Die Occultisten werden deshalb zur Rede gestellt, weil sie die Ursache
von Licht. Wärme, Schall, Kohäsion, Magnetismus u. s. w., u. s. w. eine
Substanz nennen. [18]
Herr Clerk Maxwell hat festgestellt, daß der Druck starken
Sonnenlichtes auf die (engl.) Quadratmeile ungefähr 3 ¼ Pfund beträgt.
Es ist dies, sagt man ihnen, „die Energie von Myriaden von Ether-Wellen“
und wenn sie es eine Substanz nennen, die auf diese Fläche aufstößt wird
ihre Erklärung als unwissenschaftlich bezeichnet.
Es giebt keine Rechtfertigung für eine solche Anklage. Auf keinerlei Weise
- wie bereits mehr als einmal festgestellt worden ist - bestreiten die
Occultisten die Darlegungen der Wissenschaft, insofern sie eine Erklärung
der unmittelbaren, objektiv wirkenden Agentien liefern. Die Wissenschaft
irrt bloß in dem Glauben, daß sie deswegen, weil sie in den Wellenschwingungen
die nächste Ursache dieser Erscheinungen entdeckt hat, auch schon
Alles, was jenseits der Schwelle der Sinne liegt, enthüllt hat.
Sie verzeichnet bloß die Reihenfolge von Erscheinungen auf einer Ebene
von Wirkungen, von illusorischen Projektionen aus einer Region, in die
der Occultismus schon lange eingedrungen ist.
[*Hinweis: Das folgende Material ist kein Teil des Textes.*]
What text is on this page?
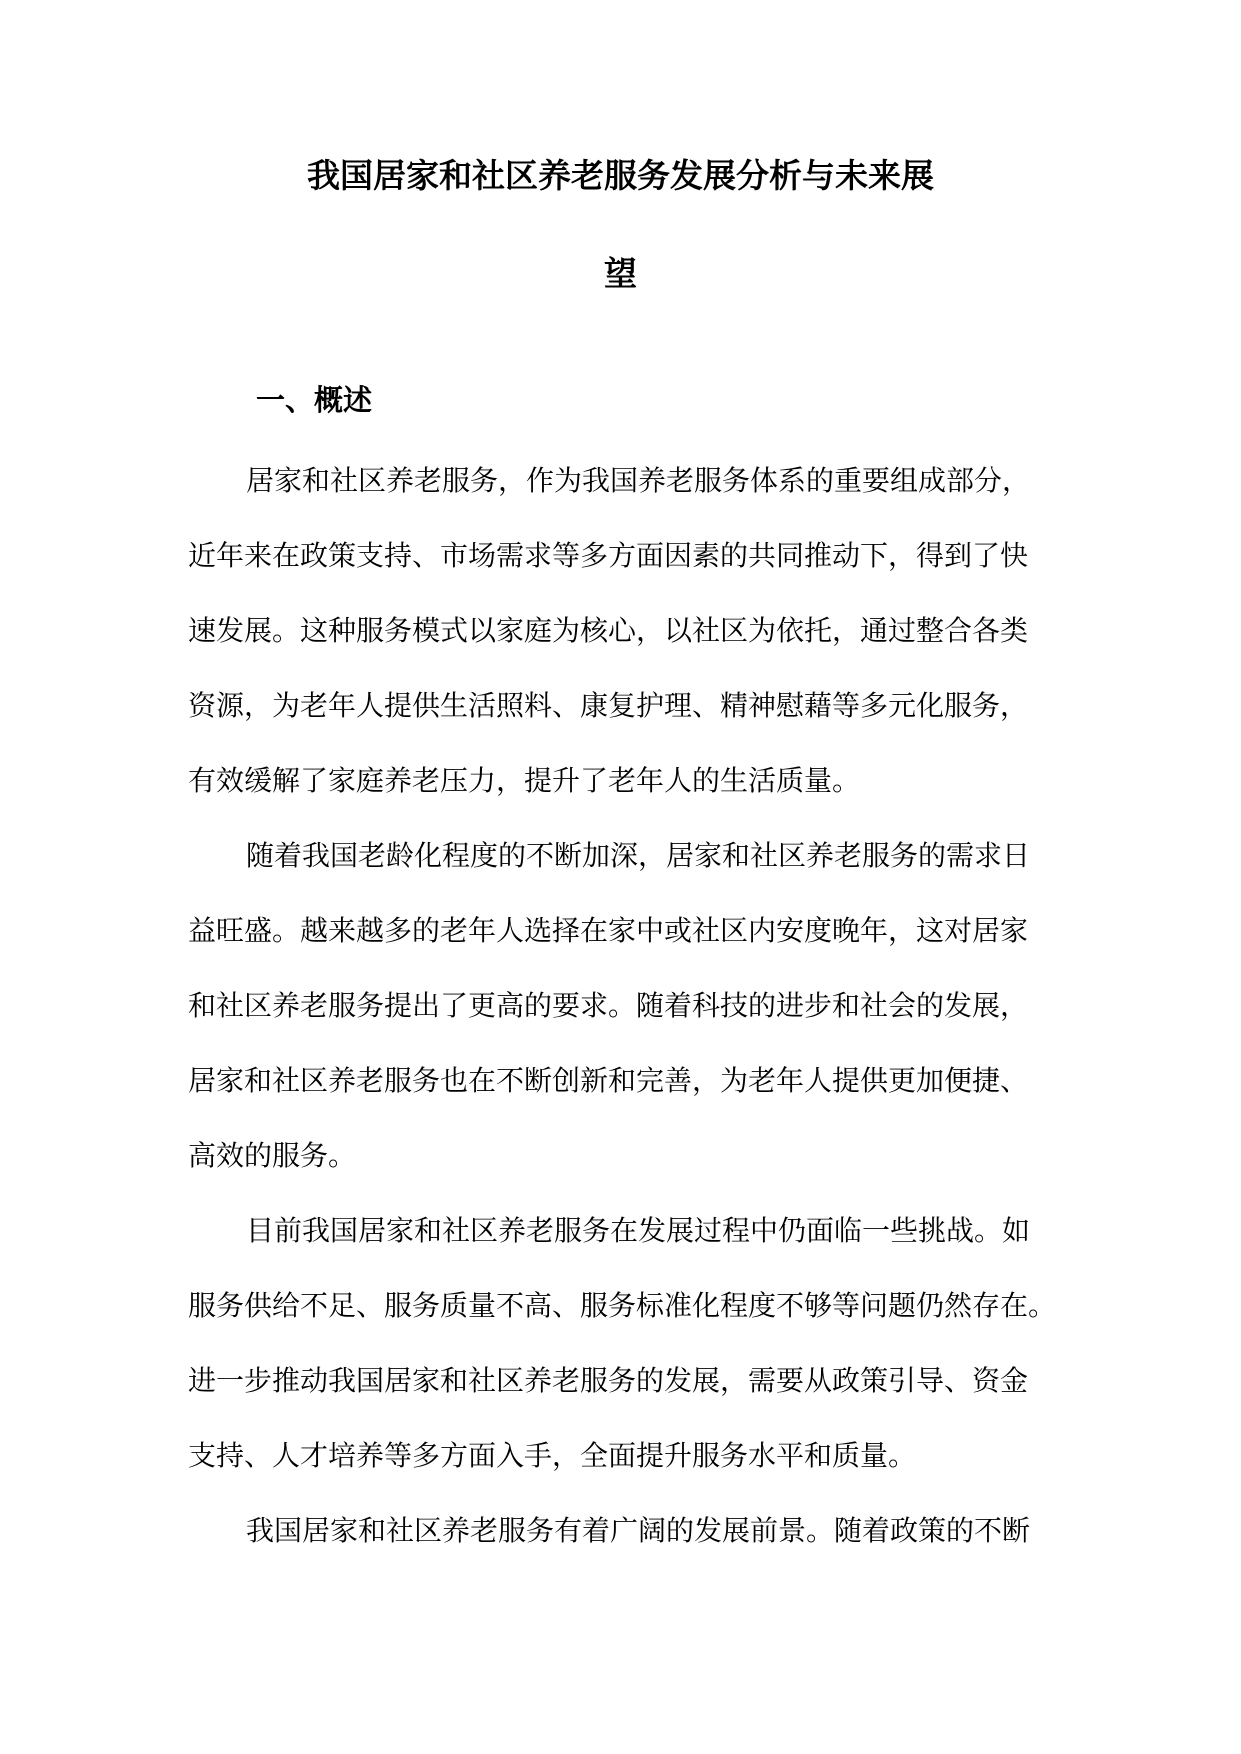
我国居家和社区养老服务发展分析与未来展
望
一、概述

居家和社区养老服务，作为我国养老服务体系的重要组成部分，

近年来在政策支持、市场需求等多方面因素的共同推动下，得到了快

速发展。这种服务模式以家庭为核心，以社区为依托，通过整合各类

资源，为老年人提供生活照料、康复护理、精神慰藉等多元化服务，

有效缓解了家庭养老压力，提升了老年人的生活质量。

随着我国老龄化程度的不断加深，居家和社区养老服务的需求日

益旺盛。越来越多的老年人选择在家中或社区内安度晚年，这对居家

和社区养老服务提出了更高的要求。随着科技的进步和社会的发展，

居家和社区养老服务也在不断创新和完善，为老年人提供更加便捷、

高效的服务。

目前我国居家和社区养老服务在发展过程中仍面临一些挑战。如

服务供给不足、服务质量不高、服务标准化程度不够等问题仍然存在。

进一步推动我国居家和社区养老服务的发展，需要从政策引导、资金

支持、人才培养等多方面入手，全面提升服务水平和质量。

我国居家和社区养老服务有着广阔的发展前景。随着政策的不断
Und der letztere behauptet,
daß jene etherischen Erzitterungen nicht, wie von der Wissenschaft versichert
wird, durch die Schwingungen von Molekülen bekannter Körper, der Materie
unseres irdischen gegenständlichen Bewußtseins erregt werden, sondern
daß wir nach den letzten Ursachen des Lichtes, der Wärme, u. s. w. in
einer Materie suchen müssen, die in übersinnlichen Zuständen existiert
- in Zuständen jedoch, die dem geistigen Auge des Menschen ebenso vollständig
gegenständlich sind, wie ein Pferd oder ein Baum einem gewöhnlichen Sterblichen.
Licht und Wärme sind das Gespenst oder der Schatten der Materie in Bewegung.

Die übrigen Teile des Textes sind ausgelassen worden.